Reverence or the fear of the Lord in the Old Testament
means specifically faithfulness and obedience to the covenant demands of God
and this is synonymous with true religion.
— David Peterson (Engaging with God)
Jesus told a story about talents. Let me refresh your memory.
A master goes on a trip. Before he leaves, entrusts some of his wealth to his slaves to manage. He gave the one who could handle five talents five. He have the one who could handle two, two. He only gave one talent to the third person.
When the master returned, he called the slaves to account. The one who had five made five more. The one who had two made two more. The one who had only one talent expressed his fear: he knew the master was a tough guy, and was afraid to lose his money so he buried it in the ground.
The point of this parable is reflected surprisingly accurately in the theme of Spider-Man. With great power comes great responsibility. What you do with what God’s entrusted you determines what God can entrust you with in the future.
Over to Ezekiel.
. . .
God returned to his Temple, so he had to reinstitute proper worship. There was one big problem: the Levites who were formerly entrusted with guarding the Temple let down their guard and passed the responsibility off on foreigners who didn’t even know Yahweh.
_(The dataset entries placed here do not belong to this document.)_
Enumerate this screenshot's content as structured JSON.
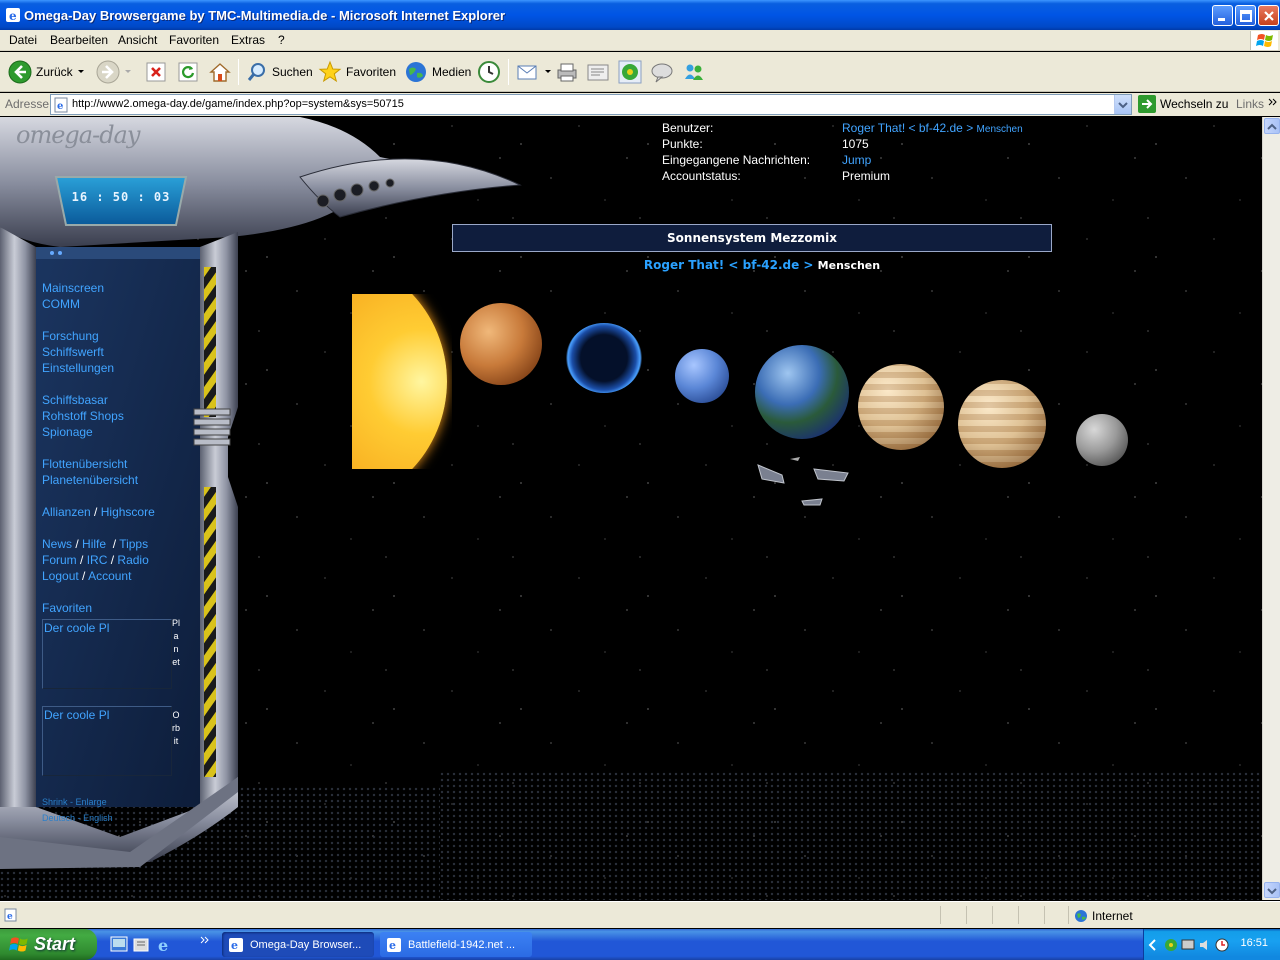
{
  "window": {
    "title": "Omega-Day Browsergame by TMC-Multimedia.de - Microsoft Internet Explorer"
  },
  "menu": [
    "Datei",
    "Bearbeiten",
    "Ansicht",
    "Favoriten",
    "Extras",
    "?"
  ],
  "toolbar": {
    "back": "Zurück",
    "search": "Suchen",
    "favorites": "Favoriten",
    "media": "Medien"
  },
  "address": {
    "label": "Adresse",
    "url": "http://www2.omega-day.de/game/index.php?op=system&sys=50715",
    "go": "Wechseln zu",
    "links": "Links"
  },
  "game": {
    "logo": "omega-day",
    "clock": "16 : 50 : 03",
    "nav": {
      "mainscreen": "Mainscreen",
      "comm": "COMM",
      "forschung": "Forschung",
      "schiffswerft": "Schiffswerft",
      "einstellungen": "Einstellungen",
      "schiffsbasar": "Schiffsbasar",
      "rohstoff": "Rohstoff Shops",
      "spionage": "Spionage",
      "flotten": "Flottenübersicht",
      "planeten": "Planetenübersicht",
      "allianzen": "Allianzen",
      "highscore": "Highscore",
      "news": "News",
      "hilfe": "Hilfe",
      "tipps": "Tipps",
      "forum": "Forum",
      "irc": "IRC",
      "radio": "Radio",
      "logout": "Logout",
      "account": "Account",
      "favoriten": "Favoriten",
      "shrink": "Shrink",
      "enlarge": "Enlarge",
      "deutsch": "Deutsch",
      "english": "English",
      "slash": "/",
      "dash": "-"
    },
    "favorites": [
      {
        "name": "Der coole Pl",
        "type": "Planet"
      },
      {
        "name": "Der coole Pl",
        "type": "Orbit"
      }
    ],
    "info": {
      "user_label": "Benutzer:",
      "user_value": "Roger That! < bf-42.de >",
      "user_race": "Menschen",
      "points_label": "Punkte:",
      "points_value": "1075",
      "messages_label": "Eingegangene Nachrichten:",
      "messages_value": "Jump",
      "status_label": "Accountstatus:",
      "status_value": "Premium"
    },
    "system_title": "Sonnensystem Mezzomix",
    "owner": {
      "name": "Roger That!  < bf-42.de >",
      "race": "Menschen"
    },
    "planet_colors": {
      "sun": "#f5a31a",
      "venus": "#c87a3a",
      "dark": "#1b4ea8",
      "neptune": "#5a86d6",
      "earth": "#3b6db5",
      "jupiter": "#d9b98a",
      "moon": "#9a9a9a"
    }
  },
  "statusbar": {
    "zone": "Internet"
  },
  "taskbar": {
    "start": "Start",
    "tasks": [
      "Omega-Day Browser...",
      "Battlefield-1942.net ..."
    ],
    "time": "16:51"
  }
}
In this passage, God applies the parable of the talents (please forgive the anachronism). The Levites in general, who let down their guard, will have less responsibility in the new Temple. However, those Levites who were faithful to Yahweh through it all—the Zadokites—would have more responsibility.
Look at the difference between the responsibilities of Levites contrasted with the Zadokites:
- The Levites couldn’t approach Yahweh, the Zadokites were authorized.
- The Levites served the people, the Zadokites served Yahweh.
- The Levites guarded the sanctuary, the Zadokites entered it.
- The Levites slaughtered animals for the people, the Zadokites came right up to Yahweh’s table.
- The Levites guarded the temple complex, the Zadokites guarded Yahweh.
In the words of Jesus (from a different parable about a master and servant):
From everyone to whom much has been given, much will be required; and from the one to whom much has been entrusted, even more will be demanded. (Luke 12:48, NRSV)
. . .
Lord God, help me to steward your blessings wisely. You’ve blessed me with much; help me to be faithful with it. In Jesus’ name, Amen.
The Levitical and Zadokite structure of scribes, priests and judges for the practice and administration of the Jewish religion, combined with the political structure of Pharisees, Sadducees and other groups represented a bureaucracy which would not, and could not yield to the changes that Jesus brought.
No animal sacrifies, no frequent ritual washings and cleansings, personal access to God through Christ with him as our heavenly high priest and advocate, direct forgiveness of sins, all with none of the existing ritual trappings wrapped up in Zadokites and Levites, and no worry of who’s in charge between one high priest and the other, Annas or Caiaphas.
This ponderous complexity of ritual, rules, administrators, priests and officials was “too big to fail”. Yet is did fail. It failed its people, it failed its God, it failed its destiny. And so it fell.